Et plus globalement, une culture du silence qui se serait généralisée au sein de l'institution. "Nous vous avons parlé de la souffrance qu'entraînent les pratiques de harcèlement et d'agressions de l'un de vos enseignants. Vous continuez de lui confier des classes, au mépris de la santé psychologique des élèves. Des faits de nature dangereuse et illégale remontent à vous, et vous ne réagissez pas", déplore encore le texte à ce titre.

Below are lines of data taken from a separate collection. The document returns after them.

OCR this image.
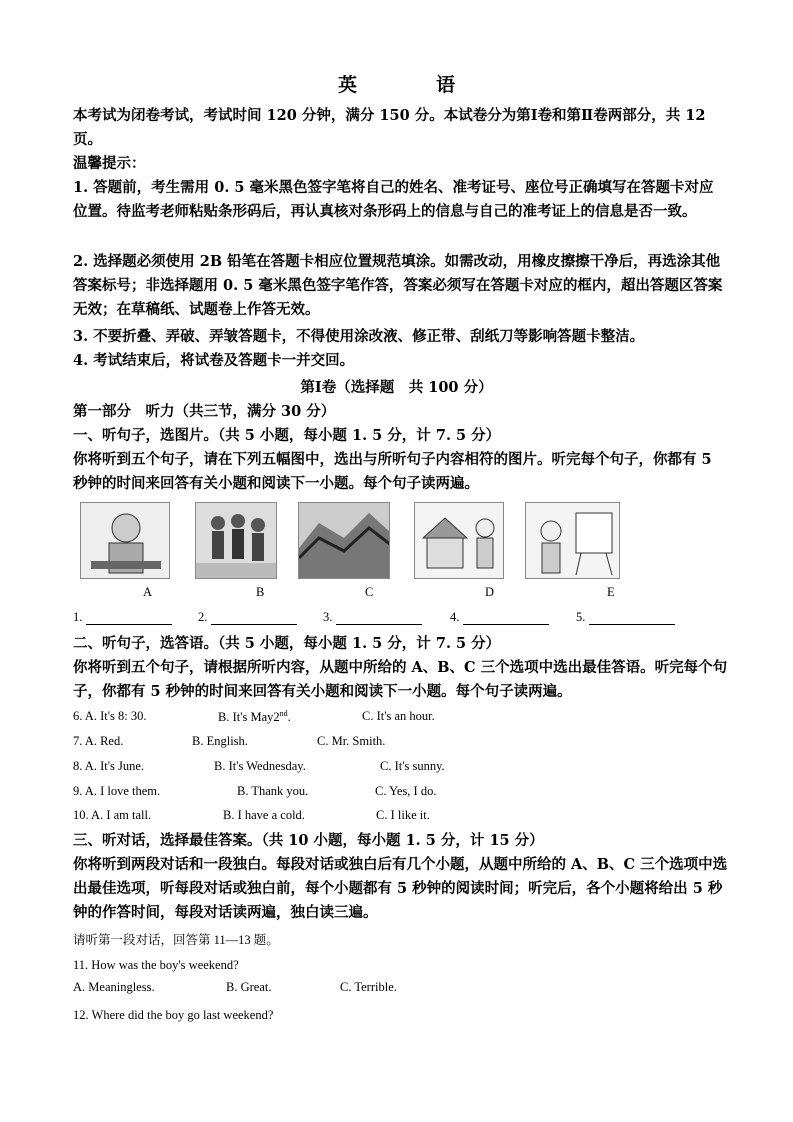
英　语

本考试为闭卷考试，考试时间 120 分钟，满分 150 分。本试卷分为第Ⅰ卷和第Ⅱ卷两部分，共 12 页。

温馨提示：

1. 答题前，考生需用 0. 5 毫米黑色签字笔将自己的姓名、准考证号、座位号正确填写在答题卡对应位置。待监考老师粘贴条形码后，再认真核对条形码上的信息与自己的准考证上的信息是否一致。

2. 选择题必须使用 2B 铅笔在答题卡相应位置规范填涂。如需改动，用橡皮擦擦干净后，再选涂其他答案标号；非选择题用 0. 5 毫米黑色签字笔作答，答案必须写在答题卡对应的框内，超出答题区答案无效；在草稿纸、试题卷上作答无效。

3. 不要折叠、弄破、弄皱答题卡，不得使用涂改液、修正带、刮纸刀等影响答题卡整洁。

4. 考试结束后，将试卷及答题卡一并交回。

第Ⅰ卷（选择题　共 100 分）

第一部分　听力（共三节，满分 30 分）

一、听句子，选图片。（共 5 小题，每小题 1. 5 分，计 7. 5 分）

你将听到五个句子，请在下列五幅图中，选出与所听句子内容相符的图片。听完每个句子，你都有 5 秒钟的时间来回答有关小题和阅读下一小题。每个句子读两遍。

A	B	C	D	E
1.	2.	3.	4.	5.

二、听句子，选答语。（共 5 小题，每小题 1. 5 分，计 7. 5 分）

你将听到五个句子，请根据所听内容，从题中所给的 A、B、C 三个选项中选出最佳答语。听完每个句子，你都有 5 秒钟的时间来回答有关小题和阅读下一小题。每个句子读两遍。

6. A. It's 8: 30.	B. It's May2nd.	C. It's an hour.
7. A. Red.	B. English.	C. Mr. Smith.
8. A. It's June.	B. It's Wednesday.	C. It's sunny.
9. A. I love them.	B. Thank you.	C. Yes, I do.
10. A. I am tall.	B. I have a cold.	C. I like it.

三、听对话，选择最佳答案。（共 10 小题，每小题 1. 5 分，计 15 分）

你将听到两段对话和一段独白。每段对话或独白后有几个小题，从题中所给的 A、B、C 三个选项中选出最佳选项，听每段对话或独白前，每个小题都有 5 秒钟的阅读时间；听完后，各个小题将给出 5 秒钟的作答时间，每段对话读两遍，独白读三遍。

请听第一段对话，回答第 11—13 题。
11. How was the boy's weekend?
A. Meaningless.	B. Great.	C. Terrible.
12. Where did the boy go last weekend?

A l'AFP, une ancienne étudiante du Cours Florent et membre de l'association persiste et signe : "On a prévenu plusieurs fois la direction de cas de discriminations, de harcèlement, de viol, d'agressions, la direction a voulu garder ça silencieux, on en a marre". Sur Instagram encore, des comptes abondamment suivis comme Paye ton rôle rapportent à l'unisson les situations et commentaires de professeurs les plus problématiques. "Il y a des professeurs qui utilisent la limite très tenue entre le théâtre et l'intime, ils disent que c'est le diktat de l'art mais le théâtre n'est pas un lieu de souffrance", ajoute une jeune manifestante à l'AFP.

En attendant de nouvelles réactions de l'institution, demeure cette conclusion des Callisto : "Nos blessures sont politiques, nos récits sont universels. Toutes les victimes ne parlent pas. Nous avons une responsabilité face à la violence. Une école de théâtre ne doit jamais nous apprendre que le silence est un moyen de survie".